Living in Rural Areas Tied to Lower Early-Onset Colorectal Cancer Survival
FRIDAY, Aug. 30, 2024 (HealthDay News) -- Patients with early-onset colorectal cancer (EO-CRC) living in rural areas have lower five-year survival rates than their urban-dwelling counterparts, according to a research letter published online Aug. 28 in JAMA Network Open.
Meng-Han Tsai, Ph.D., from the Georgia Prevention Institute at Augusta University, and colleagues examined the associations of EO-CRC mortality with persistent poverty, rurality, and the intersection of persistent poverty and rurality overall and within age groups. The analysis included 58,200 patients with EO-CRC identified from the 2006 to 2015 Surveillance, Epidemiology, and End Results Program.
The researchers found that overall, five-year survival was highest for those living in nonpoverty and nonrural areas (72 percent) and lowest for those living in poverty areas regardless of rurality (67 percent). There was some variation by age group (e.g., survival was 64 percent for those aged 20 to 29 years living in impoverished rural areas). Patients with EO-CRC who lived in rural areas alone had a 1.1-fold to 1.4-fold increased risk for CRC death versus patients living in nonrural areas (hazard ratios, 1.35, 1.26, and 1.12 for those aged 20 to 29, 30 to 39, and 40 to 49 years, respectively). For patients living in both poverty and rural areas, there was a 1.1-fold to 1.5-fold increased risk for CRC death versus patients living in nonrural areas (overall: hazard ratio, 1.29), with notably high estimates seen for those aged 30 to 39 years (hazard ratio, 1.51).

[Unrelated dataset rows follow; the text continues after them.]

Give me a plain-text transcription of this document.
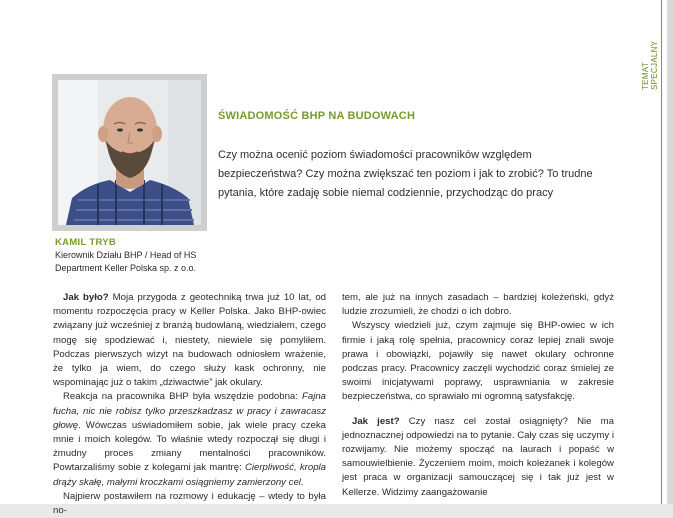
TEMAT SPECJALNY
KAMIL TRYB
Kierownik Działu BHP / Head of HS Department Keller Polska sp. z o.o.
ŚWIADOMOŚĆ BHP NA BUDOWACH

Czy można ocenić poziom świadomości pracowników względem bezpieczeństwa? Czy można zwiększać ten poziom i jak to zrobić? To trudne pytania, które zadaję sobie niemal codziennie, przychodząc do pracy

Jak było? Moja przygoda z geotechniką trwa już 10 lat, od momentu rozpoczęcia pracy w Keller Polska. Jako BHP-owiec związany już wcześniej z branżą budowlaną, wiedziałem, czego mogę się spodziewać i, niestety, niewiele się pomyliłem. Podczas pierwszych wizyt na budowach odniosłem wrażenie, że tylko ja wiem, do czego służy kask ochronny, nie wspominając już o takim „dziwactwie” jak okulary.

Reakcja na pracownika BHP była wszędzie podobna: Fajna fucha, nic nie robisz tylko przeszkadzasz w pracy i zawracasz głowę. Wówczas uświadomiłem sobie, jak wiele pracy czeka mnie i moich kolegów. To właśnie wtedy rozpoczął się długi i żmudny proces zmiany mentalności pracowników. Powtarzaliśmy sobie z kolegami jak mantrę: Cierpliwość, kropla drąży skałę, małymi kroczkami osiągniemy zamierzony cel.

Najpierw postawiłem na rozmowy i edukację – wtedy to była no-

tem, ale już na innych zasadach – bardziej koleżeński, gdyż ludzie zrozumieli, że chodzi o ich dobro.

Wszyscy wiedzieli już, czym zajmuje się BHP-owiec w ich firmie i jaką rolę spełnia, pracownicy coraz lepiej znali swoje prawa i obowiązki, pojawiły się nawet okulary ochronne podczas pracy. Pracownicy zaczęli wychodzić coraz śmielej ze swoimi inicjatywami poprawy, usprawniania w zakresie bezpieczeństwa, co sprawiało mi ogromną satysfakcję.

Jak jest? Czy nasz cel został osiągnięty? Nie ma jednoznacznej odpowiedzi na to pytanie. Cały czas się uczymy i rozwijamy. Nie możemy spocząć na laurach i popaść w samouwielbienie. Życzeniem moim, moich koleżanek i kolegów jest praca w organizacji samouczącej się i tak już jest w Kellerze. Widzimy zaangażowanie
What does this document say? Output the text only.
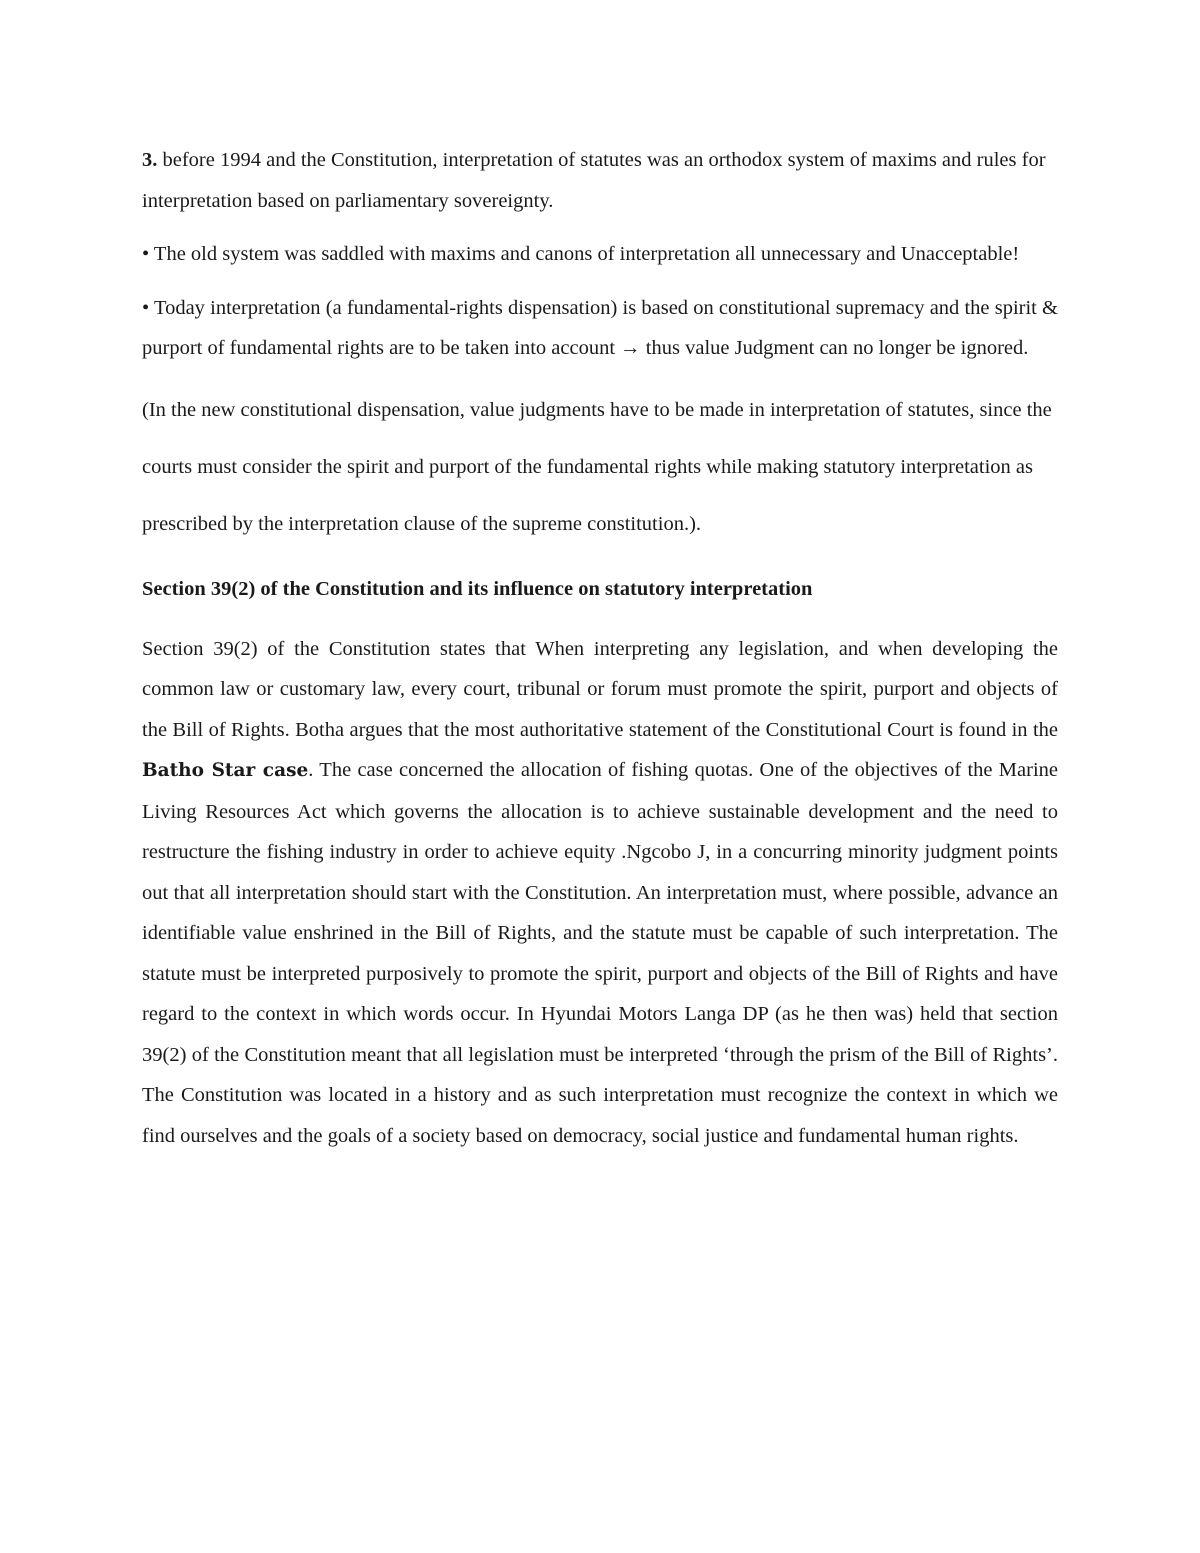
3. before 1994 and the Constitution, interpretation of statutes was an orthodox system of maxims and rules for interpretation based on parliamentary sovereignty.

• The old system was saddled with maxims and canons of interpretation all unnecessary and Unacceptable!

• Today interpretation (a fundamental-rights dispensation) is based on constitutional supremacy and the spirit & purport of fundamental rights are to be taken into account → thus value Judgment can no longer be ignored.

(In the new constitutional dispensation, value judgments have to be made in interpretation of statutes, since the courts must consider the spirit and purport of the fundamental rights while making statutory interpretation as prescribed by the interpretation clause of the supreme constitution.).

Section 39(2) of the Constitution and its influence on statutory interpretation

Section 39(2) of the Constitution states that When interpreting any legislation, and when developing the common law or customary law, every court, tribunal or forum must promote the spirit, purport and objects of the Bill of Rights. Botha argues that the most authoritative statement of the Constitutional Court is found in the Batho Star case. The case concerned the allocation of fishing quotas. One of the objectives of the Marine Living Resources Act which governs the allocation is to achieve sustainable development and the need to restructure the fishing industry in order to achieve equity .Ngcobo J, in a concurring minority judgment points out that all interpretation should start with the Constitution. An interpretation must, where possible, advance an identifiable value enshrined in the Bill of Rights, and the statute must be capable of such interpretation. The statute must be interpreted purposively to promote the spirit, purport and objects of the Bill of Rights and have regard to the context in which words occur. In Hyundai Motors Langa DP (as he then was) held that section 39(2) of the Constitution meant that all legislation must be interpreted ‘through the prism of the Bill of Rights’. The Constitution was located in a history and as such interpretation must recognize the context in which we find ourselves and the goals of a society based on democracy, social justice and fundamental human rights.
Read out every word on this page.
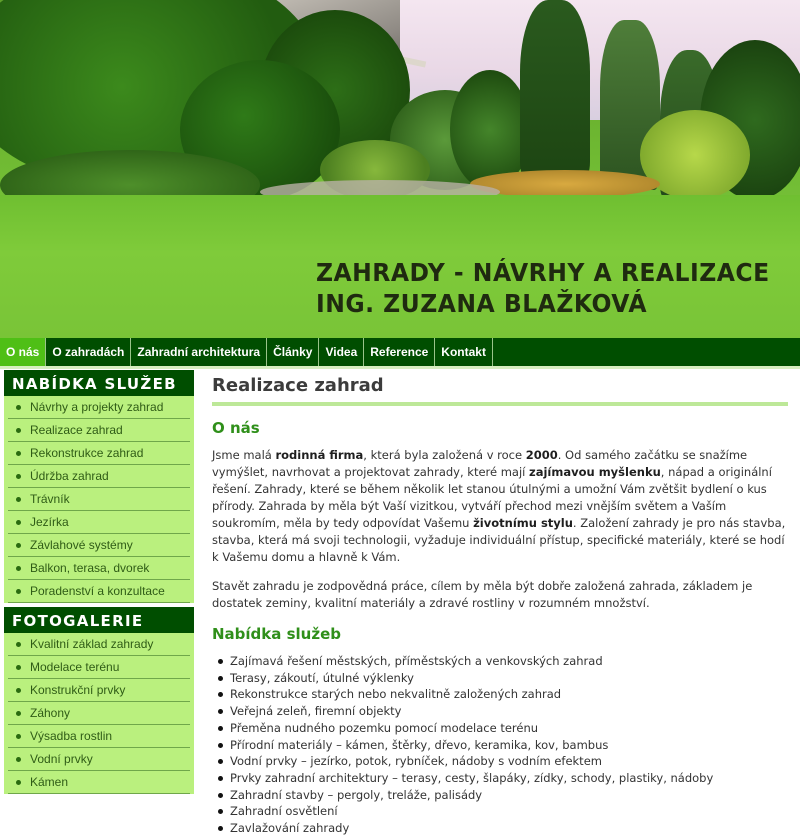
ZAHRADY - NÁVRHY A REALIZACE
ING. ZUZANA BLAŽKOVÁ
O nás	O zahradách	Zahradní architektura	Články	Videa	Reference	Kontakt
NABÍDKA SLUŽEB
Návrhy a projekty zahrad
Realizace zahrad
Rekonstrukce zahrad
Údržba zahrad
Trávník
Jezírka
Závlahové systémy
Balkon, terasa, dvorek
Poradenství a konzultace
FOTOGALERIE
Kvalitní základ zahrady
Modelace terénu
Konstrukční prvky
Záhony
Výsadba rostlin
Vodní prvky
Kámen
Realizace zahrad
O nás

Jsme malá rodinná firma, která byla založená v roce 2000. Od samého začátku se snažíme vymýšlet, navrhovat a projektovat zahrady, které mají zajímavou myšlenku, nápad a originální řešení. Zahrady, které se během několik let stanou útulnými a umožní Vám zvětšit bydlení o kus přírody. Zahrada by měla být Vaší vizitkou, vytváří přechod mezi vnějším světem a Vaším soukromím, měla by tedy odpovídat Vašemu životnímu stylu. Založení zahrady je pro nás stavba, stavba, která má svoji technologii, vyžaduje individuální přístup, specifické materiály, které se hodí k Vašemu domu a hlavně k Vám.

Stavět zahradu je zodpovědná práce, cílem by měla být dobře založená zahrada, základem je dostatek zeminy, kvalitní materiály a zdravé rostliny v rozumném množství.

Nabídka služeb
Zajímavá řešení městských, příměstských a venkovských zahrad
Terasy, zákoutí, útulné výklenky
Rekonstrukce starých nebo nekvalitně založených zahrad
Veřejná zeleň, firemní objekty
Přeměna nudného pozemku pomocí modelace terénu
Přírodní materiály – kámen, štěrky, dřevo, keramika, kov, bambus
Vodní prvky – jezírko, potok, rybníček, nádoby s vodním efektem
Prvky zahradní architektury – terasy, cesty, šlapáky, zídky, schody, plastiky, nádoby
Zahradní stavby – pergoly, treláže, palisády
Zahradní osvětlení
Zavlažování zahrady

"Potential explanations for this association include patients with EO-CRC who lived in rural areas may have been diagnosed with later stage disease more frequently, underinsurance among younger adults, especially in nonexpanded Medicaid states with high rurality, or lower quality treatment received by patients in rural or impoverished areas," the authors write.